Pakistani girl strangled, body burnt ‘for helping friend elope’
A teenage girl was drugged, strangled and her body set alight on the orders of a tribal council in northwest Pakistan because she helped her friend elope, police said on Thursday as they announced the arrest of 14 men for the killing.world Updated: May 05, 2016 16:44 IST
A teenage girl was drugged, strangled and her body set alight on the orders of a tribal council in northwest Pakistan because she helped her friend elope, police said on Thursday as they announced the arrest of 14 men for the killing.
A case was registered in an anti-terrorism court against the men for allegedly ordering the killing of 15-year-old Ambreen at Makol village near Abbottabad, officials said.
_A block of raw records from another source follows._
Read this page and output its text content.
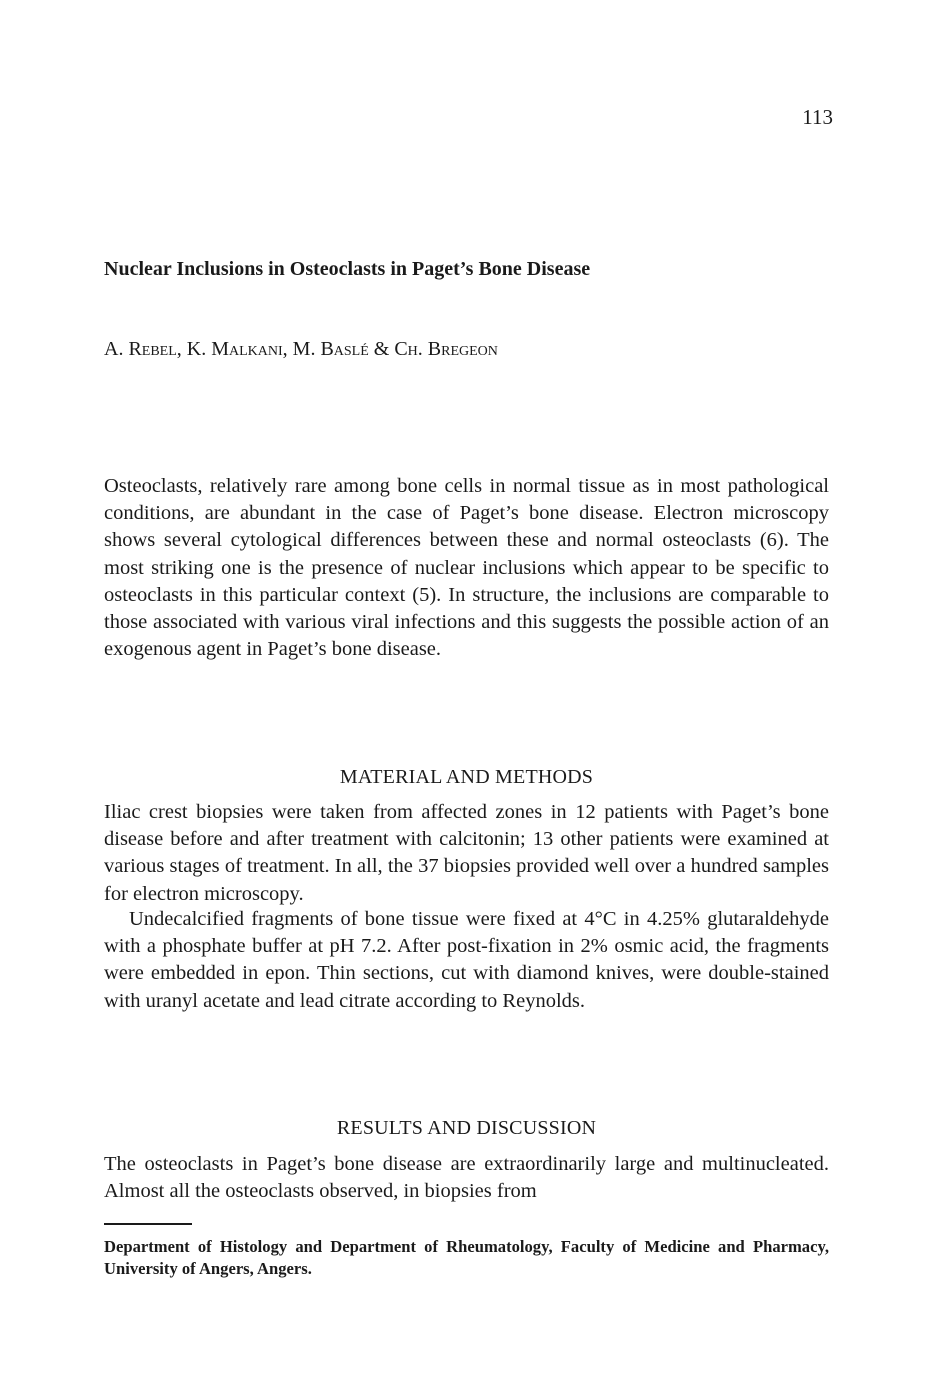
113
Nuclear Inclusions in Osteoclasts in Paget’s Bone Disease
A. Rebel, K. Malkani, M. Baslé & Ch. Bregeon

Osteoclasts, relatively rare among bone cells in normal tissue as in most pathological conditions, are abundant in the case of Paget’s bone disease. Electron microscopy shows several cytological differences between these and normal osteoclasts (6). The most striking one is the presence of nuclear inclusions which appear to be specific to osteoclasts in this particular context (5). In structure, the inclusions are comparable to those associated with various viral infections and this suggests the possible action of an exogenous agent in Paget’s bone disease.

MATERIAL AND METHODS

Iliac crest biopsies were taken from affected zones in 12 patients with Paget’s bone disease before and after treatment with calcitonin; 13 other patients were examined at various stages of treatment. In all, the 37 biopsies provided well over a hundred samples for electron microscopy.

Undecalcified fragments of bone tissue were fixed at 4°C in 4.25% glutaraldehyde with a phosphate buffer at pH 7.2. After post-fixation in 2% osmic acid, the fragments were embedded in epon. Thin sections, cut with diamond knives, were double-stained with uranyl acetate and lead citrate according to Reynolds.

RESULTS AND DISCUSSION

The osteoclasts in Paget’s bone disease are extraordinarily large and multinucleated. Almost all the osteoclasts observed, in biopsies from

Department of Histology and Department of Rheumatology, Faculty of Medicine and Pharmacy, University of Angers, Angers.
The tribal jirga or council acted against Ambreen on April 29 after she girl helped her friend, Saima, elope and get married to a man named Musa. The jirga was convened on the insistence of the relatives of the couple. It ruled that Saima, Musa and Ambreen should all be killed for violating local traditions.
After the decision, Ambreen was dragged from her home by members of the jirga. They then drugged and strangled her. Ambreen’s body was then placed in a van, which was set on fire.
The van was earlier used by Saima and Musa and the vehicle’s driver was also punished, police said. Saima and Musa are safe, police added.
Police started an investigation after it emerged there was a body in the burnt van. More details came to light after the van’s owner was arrested.
Local police chief Khurram Rasheed told a news conference the whole village had not disclosed what had happened to Ambreen for a week. It was only after the van’s driver provided details of the murder that the police were able to make arrests.
“The parents of Ambreen have also been arrested as they did not come forward to register the crime,” said Rasheed.
In a related development, Pakistan People’s Party chairman Bilawal Bhutto Zardari has said people should protest against such jirgas. “We need to stand up and protest against such jirgas and their decisions,” he told the media.
Hundreds of women are murdered by their relatives in Pakistan each year on the pretext of defending family “honour” but it is rare to hear of those who facilitate elopements being killed. Pakistan amended its criminal code in 2005 to prevent men who kill female relatives escape punishment by pardoning themselves as an heir of the victim.
“A Girl In The River: The Price Of Forgiveness” – a film telling the story of a rare survivor of an attempted honour killing – won the Academy Award for best documentary short in February. Amid publicity for the film, Prime Minister Nawaz Sharif vowed to eradicate the “evil” of honour killings but no fresh legislation has been tabled since then.